To make sure I'm not doing something wrong, I've run the benchmark using the CubeIDE on all chips, with all 3 Cache configs for the H5 (disabled, 1way, 2way). The results for F4/G4 are similar with Arduino, together with H5 with disabled cache. When enabling the cache, the score is way better:
- H503 @ 250 MHz with 2 way Cache enabled: ~91 MIPS
This shows an improvement of almost 3x compared to the F4 @ 100MHz, as expected .
To Reproduce
Run the WhetStone benchmark from the Examples repo on H5 and F4/G4 MCUs and compare the results, taking into account the CPU frequency.
Expected behavior
I expected the H5 to outperform the G4/F4 only taking into account the frequency, let alone the M33 improvements over M4.
Desktop:
- OS: Windows
- Arduino IDE version: 2.3.2
- STM32 core version: main branch (d7019d1)

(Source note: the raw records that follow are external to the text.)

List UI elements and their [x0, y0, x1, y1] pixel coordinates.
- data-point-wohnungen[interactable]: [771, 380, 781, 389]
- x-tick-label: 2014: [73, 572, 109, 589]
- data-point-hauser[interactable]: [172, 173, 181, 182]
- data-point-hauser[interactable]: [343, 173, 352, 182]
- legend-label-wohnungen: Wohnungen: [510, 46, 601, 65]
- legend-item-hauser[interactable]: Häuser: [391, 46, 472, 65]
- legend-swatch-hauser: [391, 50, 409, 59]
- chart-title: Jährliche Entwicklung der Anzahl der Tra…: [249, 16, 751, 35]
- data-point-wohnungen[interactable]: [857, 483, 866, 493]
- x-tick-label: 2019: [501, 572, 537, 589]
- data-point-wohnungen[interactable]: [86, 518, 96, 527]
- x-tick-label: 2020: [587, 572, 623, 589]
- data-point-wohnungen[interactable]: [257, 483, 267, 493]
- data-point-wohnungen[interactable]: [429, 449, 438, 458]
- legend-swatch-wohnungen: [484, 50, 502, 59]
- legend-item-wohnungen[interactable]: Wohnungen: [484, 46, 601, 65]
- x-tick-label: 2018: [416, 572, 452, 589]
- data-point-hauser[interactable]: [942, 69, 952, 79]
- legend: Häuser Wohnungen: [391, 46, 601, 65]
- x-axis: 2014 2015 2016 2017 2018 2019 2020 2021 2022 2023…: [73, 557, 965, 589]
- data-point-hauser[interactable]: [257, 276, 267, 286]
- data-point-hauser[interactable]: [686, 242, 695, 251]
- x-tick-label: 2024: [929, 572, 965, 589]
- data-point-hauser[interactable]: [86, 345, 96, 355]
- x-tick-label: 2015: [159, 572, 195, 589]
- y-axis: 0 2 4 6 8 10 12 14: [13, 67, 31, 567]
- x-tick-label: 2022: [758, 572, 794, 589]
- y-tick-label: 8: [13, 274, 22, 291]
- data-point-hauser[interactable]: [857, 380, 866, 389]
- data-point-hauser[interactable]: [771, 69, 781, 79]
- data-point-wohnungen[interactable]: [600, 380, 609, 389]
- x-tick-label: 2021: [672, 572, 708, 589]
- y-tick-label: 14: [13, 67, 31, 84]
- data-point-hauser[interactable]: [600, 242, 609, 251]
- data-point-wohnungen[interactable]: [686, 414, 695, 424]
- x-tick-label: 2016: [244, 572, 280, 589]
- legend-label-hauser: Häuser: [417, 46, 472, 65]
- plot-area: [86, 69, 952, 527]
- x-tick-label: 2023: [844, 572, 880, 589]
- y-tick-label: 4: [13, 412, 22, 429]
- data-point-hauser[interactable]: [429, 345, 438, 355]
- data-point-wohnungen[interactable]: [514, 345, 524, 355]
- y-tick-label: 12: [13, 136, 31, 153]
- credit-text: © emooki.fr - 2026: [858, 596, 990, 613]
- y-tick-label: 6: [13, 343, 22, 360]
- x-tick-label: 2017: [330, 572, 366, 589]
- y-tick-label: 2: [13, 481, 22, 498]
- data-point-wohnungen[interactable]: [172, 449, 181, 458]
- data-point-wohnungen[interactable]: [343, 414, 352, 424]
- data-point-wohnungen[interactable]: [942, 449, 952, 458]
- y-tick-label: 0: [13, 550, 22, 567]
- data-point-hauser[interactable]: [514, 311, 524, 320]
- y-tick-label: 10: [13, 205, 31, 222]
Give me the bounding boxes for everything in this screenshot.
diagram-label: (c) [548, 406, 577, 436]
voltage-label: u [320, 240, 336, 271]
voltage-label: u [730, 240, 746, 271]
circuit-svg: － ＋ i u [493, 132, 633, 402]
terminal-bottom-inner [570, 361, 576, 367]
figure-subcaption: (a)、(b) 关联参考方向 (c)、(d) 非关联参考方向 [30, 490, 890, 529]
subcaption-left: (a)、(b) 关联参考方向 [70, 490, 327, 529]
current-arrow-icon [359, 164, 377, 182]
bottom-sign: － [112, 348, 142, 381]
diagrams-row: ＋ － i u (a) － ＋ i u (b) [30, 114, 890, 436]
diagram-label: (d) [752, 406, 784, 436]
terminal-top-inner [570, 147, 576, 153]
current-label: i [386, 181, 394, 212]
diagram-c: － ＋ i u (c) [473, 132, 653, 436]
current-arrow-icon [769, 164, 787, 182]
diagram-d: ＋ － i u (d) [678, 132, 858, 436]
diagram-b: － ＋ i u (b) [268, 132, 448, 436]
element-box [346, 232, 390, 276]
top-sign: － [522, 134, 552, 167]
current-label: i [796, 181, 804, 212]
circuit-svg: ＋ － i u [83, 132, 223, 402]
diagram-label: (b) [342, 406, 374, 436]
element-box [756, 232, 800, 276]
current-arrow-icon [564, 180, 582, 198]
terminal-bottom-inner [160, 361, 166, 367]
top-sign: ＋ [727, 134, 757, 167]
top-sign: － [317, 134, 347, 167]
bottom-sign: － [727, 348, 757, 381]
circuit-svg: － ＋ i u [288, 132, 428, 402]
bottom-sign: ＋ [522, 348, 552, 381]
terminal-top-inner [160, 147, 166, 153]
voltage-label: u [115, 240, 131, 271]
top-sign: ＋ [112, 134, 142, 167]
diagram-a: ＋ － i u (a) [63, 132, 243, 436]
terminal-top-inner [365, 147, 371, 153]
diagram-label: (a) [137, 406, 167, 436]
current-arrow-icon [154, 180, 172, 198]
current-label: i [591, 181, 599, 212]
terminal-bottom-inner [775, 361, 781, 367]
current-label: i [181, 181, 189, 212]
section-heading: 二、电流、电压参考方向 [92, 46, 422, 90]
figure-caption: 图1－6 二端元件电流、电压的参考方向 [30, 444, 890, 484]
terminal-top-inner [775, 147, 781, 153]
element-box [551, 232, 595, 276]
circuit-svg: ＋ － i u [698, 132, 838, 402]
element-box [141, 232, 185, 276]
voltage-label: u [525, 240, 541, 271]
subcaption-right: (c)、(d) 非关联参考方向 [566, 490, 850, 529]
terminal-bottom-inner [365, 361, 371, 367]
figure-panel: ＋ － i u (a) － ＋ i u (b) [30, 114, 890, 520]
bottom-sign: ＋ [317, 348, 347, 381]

- Tools menu settings: O0, Newlib Nano + printf, USB CDC, UART disabled
- Upload method: DFU
Board:
- Name: Generic H503CBUx (on WeAct STM32H503CoreBoard)
Additional context
I know that support for H5 is still relatively new, but the family is supposed to be high performance so it will be a shame to have the it underperform.
I have been looking through the core code and I have seen the Cache being enabled for Cortex-M33 MCUs, but there were also some cache defines missing from the default config header. I don't know what is happening, am I missing something?